Introduction: The nitrobenzylpyridine (NBP) reagent has been used for over half a century as a screening nucleophile for detection and qualitative assessment of aliphatic nucleophilic substitution by primary and secondary alkyl substrates, therapeutic and mutagenic. These include all classical alkylating agents, ethyleneimines, alkyl sulfonates and sulfates, and alkyl halides and epoxides. The poor water solubility of NBP has prior been approached using non-protic binary reaction media and organic solvent extraction of quaternized-NBP product that is then alkalinized for chromophore absorbance measurement.

Methods: We developed a one-pot protic reaction media method for a truly quantitative, standardized method of alkylating activity measurement of a wide range of therapeutic and model mutagenic, and environmental moieties likely to be susceptible to aliphatic nucleophilic substitution, using 2% NBP in isopropanol (IPA), in 48% IPA-aqueous media with Tris-HCl pH 7 at 70^oC, and in situ alkalinization with triethylamine (TEA). This approach was adapted for log[Ky/Knbp) values for NBP chromophore product competition with model nucleophiles, Y, for determination of Swain-Scott s-constants and nucleophilic selectivities by the Spears method. First-order half-lives of reaction of substrates with NBP and the extent of maximal alkylating activity were determined for all moieties. Values of log [K_o/K_nbp] or n-constant intercepts were used to estimate rates of hydrolysis.

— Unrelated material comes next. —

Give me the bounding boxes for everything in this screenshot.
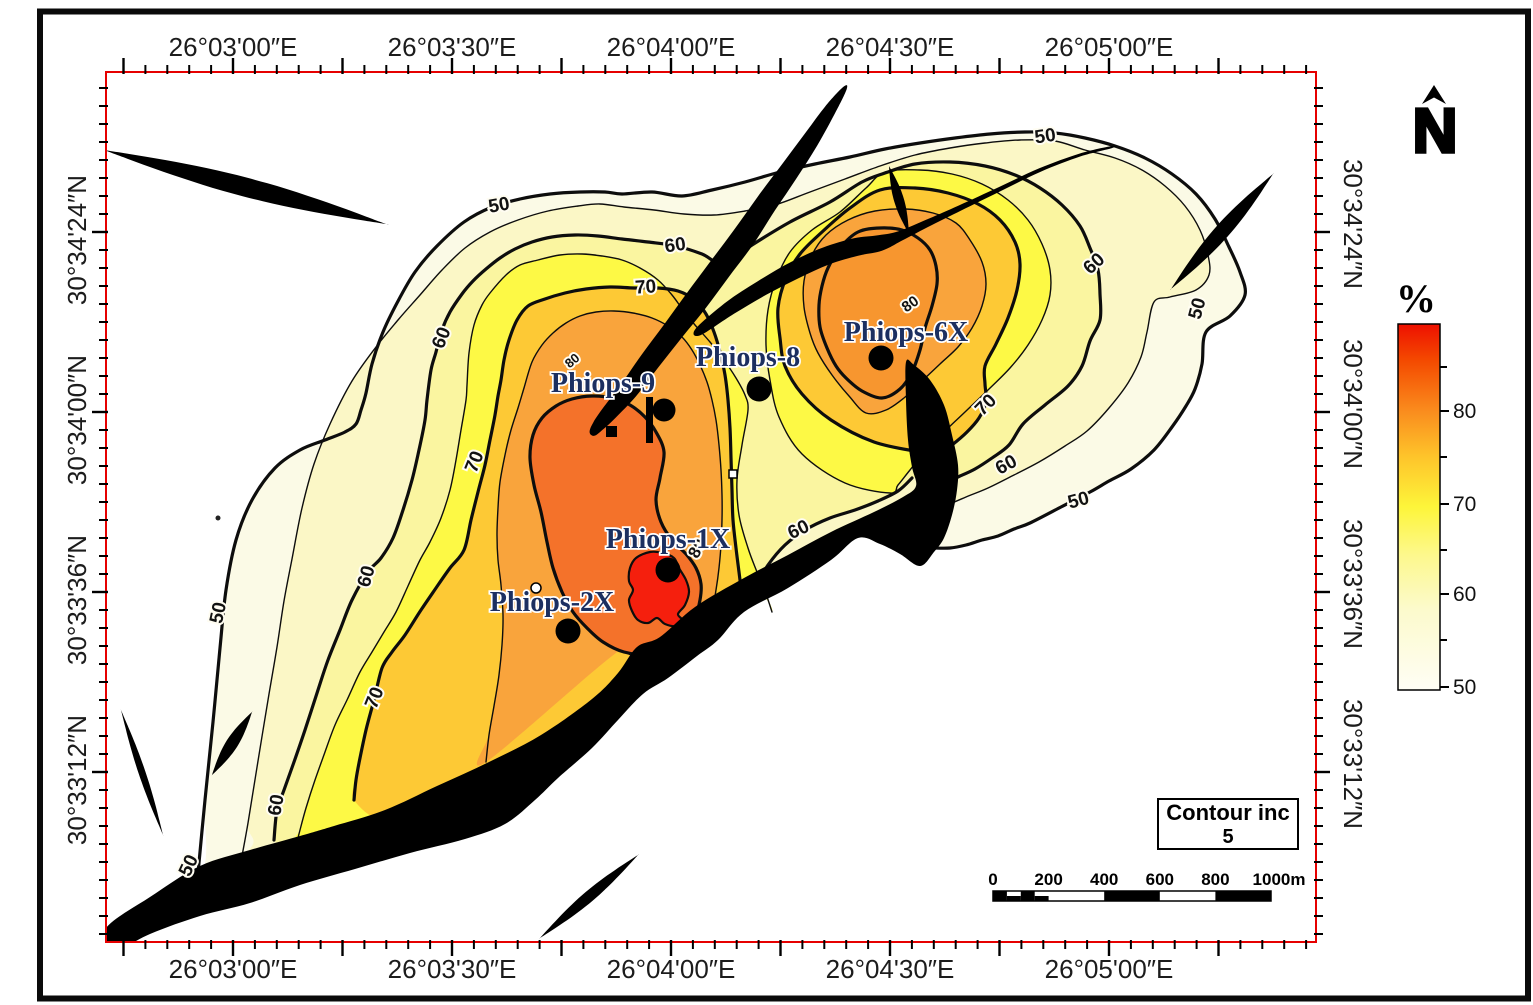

Results: Our approach capitalizes on the solubility of NBP in aqueous IPA, Tris HCl pH 7 at concentrations below reaction with alkyl substrates, and remarkable stabilities of alkyl-NBP products at prolonged incubation, with stable chromophore on in situ TEA alkalinization, and a lack of significant variation in extinction coefficient of alkyl-NBP products. We present results for a first time comparison of mono- vs. bis-functional substrates for alkylating activity among a broad range of therapeutic agents, and for comparison with model mutagens, and environmental moieties, which provide new insights into dosimetry and alkylating agent classification, and mechanistic considerations of nucleophilic substitution.